Erfahrung Kaum einer kennt die Diabeteswelt so gut wie Prof. Dr. Hellmut Mehnert. Der Pionier der Diabetologie über die Digitalisierung beim Diabetes und was er davon hält.

Eine rasante Entwicklung hat in den letzten Jahren die Selbstkontrolle bei der Blutzucker- und der Gewebezuckermessung genommen. Das finde ich herausragend. Heute hat der Patient ja die Möglichkeit, unblutig und jederzeit seinen Zucker zu messen – entweder mit der kontinuierlichen Glukosemessung (CGM) oder mit dem Flash Glukose Monitoring (FGM). Für Kinder mit Diabetes ist das besonders wichtig, denn so können die Eltern z.B. auch nachts den Zucker messen, ohne dass es das Kind mitbekommt.

Praktisch: Zuckerwerte an den Arzt schicken

Die Vorteile der Digitalisierung, etwa durch die Nutzung von Apps für das Smartphone oder das Tablet, sind natürlich evident. Mit der neuen Technologie kann der Patient jederzeit seine Werte elektronisch übertragen bzw. an den Arzt schicken. Damit wird die Selbstkontrolle in vielen Punkten bereichert.

Zweifellos zu den Vorteilen der Digitalisierung gehört es etwa auch, dass Menschen mit Diabetes, die auf dem Land leben und keinen Arzt in der Nähe haben bzw. lange Wege zur nächsten Praxis zurücklegen müssen, sich durch die digitale Unterstützung ärztliche Hilfe holen können, ohne ihr Haus zu verlassen.
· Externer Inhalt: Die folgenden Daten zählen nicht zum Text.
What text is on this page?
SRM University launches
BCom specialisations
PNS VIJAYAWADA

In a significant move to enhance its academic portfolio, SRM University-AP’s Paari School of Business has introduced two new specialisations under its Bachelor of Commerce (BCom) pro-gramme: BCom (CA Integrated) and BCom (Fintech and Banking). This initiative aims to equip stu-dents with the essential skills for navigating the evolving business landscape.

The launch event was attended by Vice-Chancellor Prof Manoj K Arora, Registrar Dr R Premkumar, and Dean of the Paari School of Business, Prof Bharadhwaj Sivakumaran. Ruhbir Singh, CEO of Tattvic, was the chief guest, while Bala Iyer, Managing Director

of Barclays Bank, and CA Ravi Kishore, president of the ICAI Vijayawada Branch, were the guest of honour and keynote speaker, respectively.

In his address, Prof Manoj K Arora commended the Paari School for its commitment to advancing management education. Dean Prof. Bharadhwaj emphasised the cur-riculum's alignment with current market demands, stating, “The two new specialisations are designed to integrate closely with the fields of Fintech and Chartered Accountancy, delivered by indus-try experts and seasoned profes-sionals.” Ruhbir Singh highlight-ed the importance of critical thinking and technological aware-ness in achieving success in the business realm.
Fußkontrolle nicht digital möglich

Nachteile sehe ich im digitalen Bereich auf verschiedenen Ebenen. Meine Befürchtung ist eine zu starke Orientierung an Messwerten statt einer ganzheitlichen Betrachtung des Patienten. Das wichtige persönliche Gespräch darf nicht fehlen. Wichtig ist auch die Erfassung des Gesamtzustands des Patienten bzw. die regelmäßig notwendigen körperlichen Untersuchungen, wie die Betrachtung und Ermittlung des diabetischen Fußes. Das lässt sich digital nicht machen. Der Arzt muss sich den Fuß ja ansehen, um die richtige Behandlung einzuleiten.

Für den Arzt kann die Digitalisierung auch zu einer Überlastung werden. In einer Praxis mit 1000 Diabetespatienten pro Quartal z.B. ist das Auslesen der ganzen Glukosedaten schon ein Mehraufwand. Der Arzt kann nunmal nicht ständig an seinem Rechner sitzen.

Die Digitalisierung ist zudem ein Kassenproblem: Wie wird das Ganze abgerechnet? Die Übermittlung von Gesundheitsdaten, z.B. per Mail, ist zwar ein Patientenkontakt, aber eben kein direkter. Und für den Patienten hat die Digitalisierung den Nachteil, dass dabei der direkte persönliche Kontakt zum Arzt fehlt.

Closed Loop in Sicht

Als wichtigste Neuerung beim Diabetes im digitalen Gesundheitsmarkt sehe ich die CGM-Systeme und die sich daraus ableitende Entwicklung des Closed Loop-Systems. Prof. Dr. Thomas Forst aus Mainz hat sehr schön beschrieben, wie das sog. künstliche bzw. artifizielle Pankreas voran schreitet. Das ist eine gewaltige Fortentwicklung.

Den technischen Fortschritt bei der Glukosemessung halte ich generell für hervorragend. Auch mit Blick in die Zukunft. Der HbA1c-Wert gibt ja nur einen groben Überblick. Und einzelne Blutzuckermessungen verfehlen unter Umständen hyper- und hypoglykämische Punkte. Auch das Ablesen von Glukosetrends ist eine tolle Sache.

In meiner diabetologischen Laufbahn habe ich seinerzeit kein digitales Diabetes-Management eingesetzt, weil es das einfach noch nicht gab. Heute bin ich ja nicht mehr aktiv als Diabetologe tätig. Aber ich nutze natürlich das Internet.

Allen Kollegen rate ich, nicht auf die persönliche Kontaktaufnahme zum Patienten zu verzichten. Auf keinen Fall dürfen diese digitalen Mittel, die zwar so wichtig und neu und – in Grenzen – gut sind, das persönliche Gespräch ersetzen.